Das ‚Erbe‘ des deutschen Gesundheitswesens? Zum medizinethischen Potenzial eines umstrittenen Begriffs
Das ‚Erbe‘ des deutschen Gesundheitswesens? Zum medizinethischen Potenzial eines umstrittenen Begriffs
Niklas Ellerich-Groppe
Abteilung Ethik in der Medizin, Department für Versorgungsforschung, Carl von Ossietzky Universität Oldenburg
Während vermehrt über die intergenerationell gerechte Ausgestaltung des Gesundheitswesens in der Zukunft diskutiert wird, spielt das Gewordensein des Gesundheitswesens in diesen Debatten nur eine untergeordnete Rolle. So bleibt die Frage, welches Erbe die vergangenen Generationen den heutigen und zukünftigen in den Praktiken, Institutionen und Strukturen des Gesundheitswesens hinterlassen (sollten), weitgehend unberücksichtigt. Mehr noch: Obwohl das (angemessene) Tradieren von Gütern, Institutionen und Strukturen anderswo regelmäßig als ‚Erbe‘ verhandelt wird, ist das analytische Potenzial dieses Begriffes für die Medizinethik erst wenig diskutiert worden.
Dieses medizinethische Potenzial des Begriffes ‚Erbe‘ für eine intergenerationell gerechte Ausgestaltung des Gesundheitswesens zu entfalten, ist Ziel des Beitrags.
Zuerst wird eine Analyse des Begriffs ‚Erbe‘ geboten, in der eine systematische – am kulturwissenschaftlichen Begriff orientierte – Aufschlüsselung seiner einzelnen begrifflichen Elemente und der korrespondierenden moralischen Implikationen erfolgt. Die formale Bestimmung, wonach ein Kollektiv die Gesamtheit materieller und immaterieller Kulturgüter tradiert, wird dann anhand dreier Fallbeispiele aus unterschiedlichen Feldern auf das deutsche Gesundheitswesen übertragen. Mit Blick auf das Erbe der ‚medizinischen Experimente‘ im NS-Regime (Forschungsethik), tradierte kulturelle Praktiken und Rollenbilder in der gesundheitlichen Versorgung (klinische Ethik) und die solidarisch finanzierte Gesundheitsversorgung (Public-Health-Ethik; Sozialpolitik) werden die Möglichkeiten und Limitationen einer medizinethischen Anwendung des Erbbegriffs und die entsprechenden moralischen Implikationen illustriert. Während der Begriff etwa für die Definition des Inhalts und Umfangs des Erbes sowie die Bestimmung der relevanten Rechte und Pflichten hilfreich ist, erweist sich die Definition der (ver)erbenden moralischen Akteure als Herausforderung.

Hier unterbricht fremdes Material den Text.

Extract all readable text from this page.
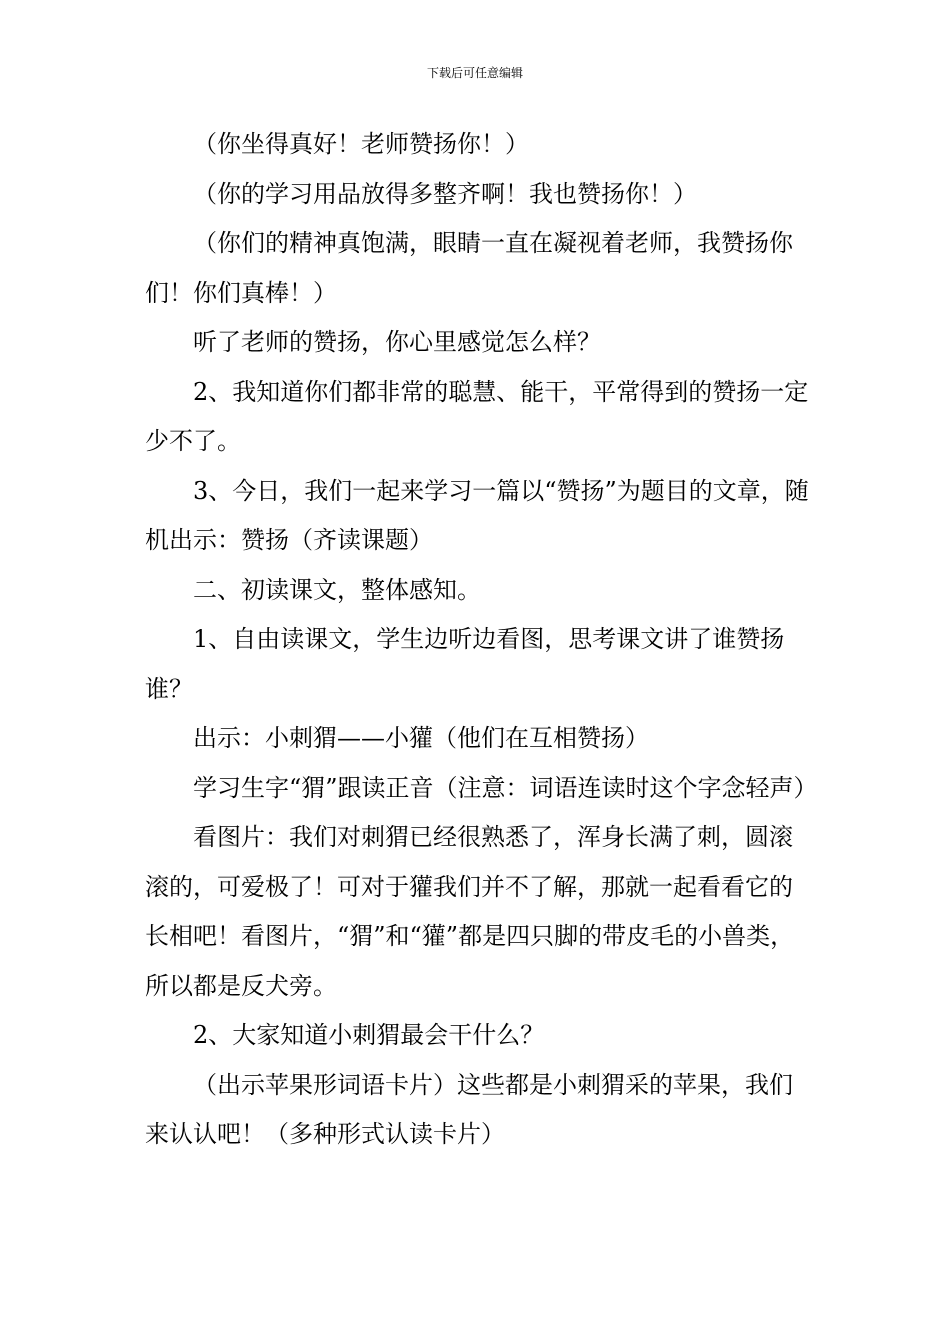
下载后可任意编辑

（你坐得真好！老师赞扬你！）

（你的学习用品放得多整齐啊！我也赞扬你！）

（你们的精神真饱满，眼睛一直在凝视着老师，我赞扬你们！你们真棒！）

听了老师的赞扬，你心里感觉怎么样？

2、我知道你们都非常的聪慧、能干，平常得到的赞扬一定少不了。

3、今日，我们一起来学习一篇以“赞扬”为题目的文章，随机出示：赞扬（齐读课题）

二、初读课文，整体感知。

1、自由读课文，学生边听边看图，思考课文讲了谁赞扬谁？

出示：小刺猬——小獾（他们在互相赞扬）

学习生字“猬”跟读正音（注意：词语连读时这个字念轻声）

看图片：我们对刺猬已经很熟悉了，浑身长满了刺，圆滚滚的，可爱极了！可对于獾我们并不了解，那就一起看看它的长相吧！看图片，“猬”和“獾”都是四只脚的带皮毛的小兽类，所以都是反犬旁。

2、大家知道小刺猬最会干什么？

（出示苹果形词语卡片）这些都是小刺猬采的苹果，我们来认认吧！（多种形式认读卡片）
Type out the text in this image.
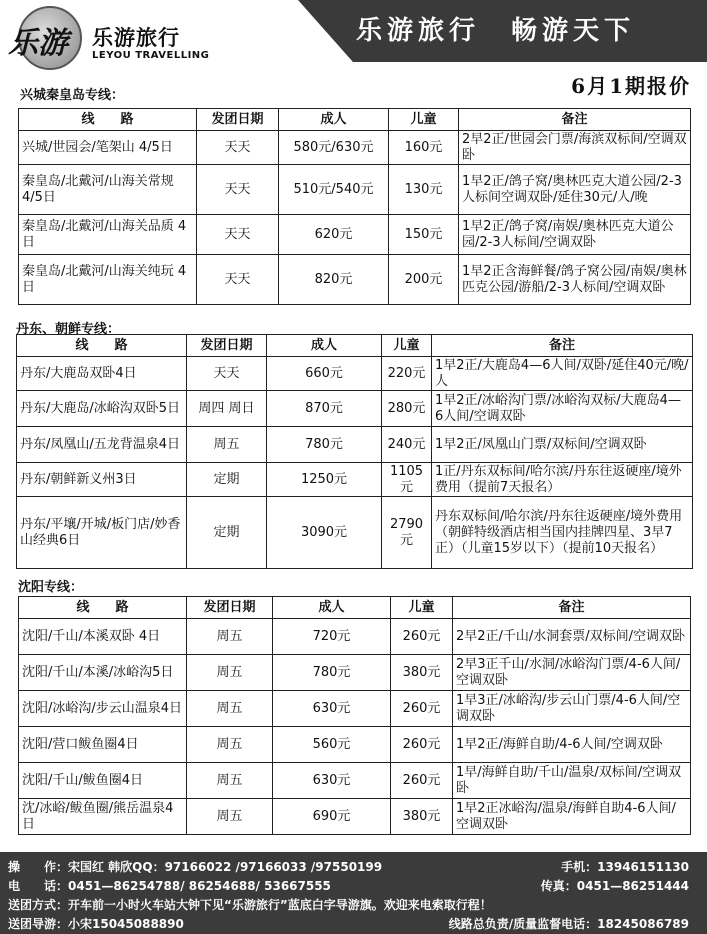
乐游 乐游旅行
LEYOU TRAVELLING
乐游旅行　畅游天下
6月1期报价
兴城秦皇岛专线：
线　　路	发团日期	成人	儿童	备注
兴城/世园会/笔架山 4/5日	天天	580元/630元	160元	2早2正/世园会门票/海滨双标间/空调双卧
秦皇岛/北戴河/山海关常规 4/5日	天天	510元/540元	130元	1早2正/鸽子窝/奥林匹克大道公园/2-3人标间空调双卧/延住30元/人/晚
秦皇岛/北戴河/山海关品质 4日	天天	620元	150元	1早2正/鸽子窝/南娱/奥林匹克大道公园/2-3人标间/空调双卧
秦皇岛/北戴河/山海关纯玩 4日	天天	820元	200元	1早2正含海鲜餐/鸽子窝公园/南娱/奥林匹克公园/游船/2-3人标间/空调双卧
丹东、朝鲜专线：
线　　路	发团日期	成人	儿童	备注
丹东/大鹿岛双卧4日	天天	660元	220元	1早2正/大鹿岛4—6人间/双卧/延住40元/晚/人
丹东/大鹿岛/冰峪沟双卧5日	周四 周日	870元	280元	1早2正/冰峪沟门票/冰峪沟双标/大鹿岛4—6人间/空调双卧
丹东/凤凰山/五龙背温泉4日	周五	780元	240元	1早2正/凤凰山门票/双标间/空调双卧
丹东/朝鲜新义州3日	定期	1250元	1105元	1正/丹东双标间/哈尔滨/丹东往返硬座/境外费用（提前7天报名）
丹东/平壤/开城/板门店/妙香山经典6日	定期	3090元	2790元	丹东双标间/哈尔滨/丹东往返硬座/境外费用（朝鲜特级酒店相当国内挂牌四星、3早7正）（儿童15岁以下）（提前10天报名）
沈阳专线：
线　　路	发团日期	成人	儿童	备注
沈阳/千山/本溪双卧 4日	周五	720元	260元	2早2正/千山/水洞套票/双标间/空调双卧
沈阳/千山/本溪/冰峪沟5日	周五	780元	380元	2早3正千山/水洞/冰峪沟门票/4-6人间/空调双卧
沈阳/冰峪沟/步云山温泉4日	周五	630元	260元	1早3正/冰峪沟/步云山门票/4-6人间/空调双卧
沈阳/营口鲅鱼圈4日	周五	560元	260元	1早2正/海鲜自助/4-6人间/空调双卧
沈阳/千山/鲅鱼圈4日	周五	630元	260元	1早/海鲜自助/千山/温泉/双标间/空调双卧
沈/冰峪/鲅鱼圈/熊岳温泉4日	周五	690元	380元	1早2正冰峪沟/温泉/海鲜自助4-6人间/空调双卧
操　　作：宋国红 韩欣QQ：97166022 /97166033 /97550199	手机：13946151130
电　　话：0451—86254788/ 86254688/ 53667555	传真：0451—86251444
送团方式：开车前一小时火车站大钟下见“乐游旅行”蓝底白字导游旗。欢迎来电索取行程！
送团导游：小宋15045088890	线路总负责/质量监督电话：18245086789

In der abschließenden Diskussion wird zur Bearbeitung dieses Problems der Generationenbegriff vorgeschlagen, der sich bereits in anderen Anwendungskontexten – etwa in Diskussionen zu historischer Gerechtigkeit – bewährt hat. So erweist sich trotz aller Defizite das ‚Erbe‘ schließlich als Kategorie mit hohem analytischem Potenzial, das v.a. in der zeitlichen Kontextualisierung medizinethischer Fragestellungen liegt.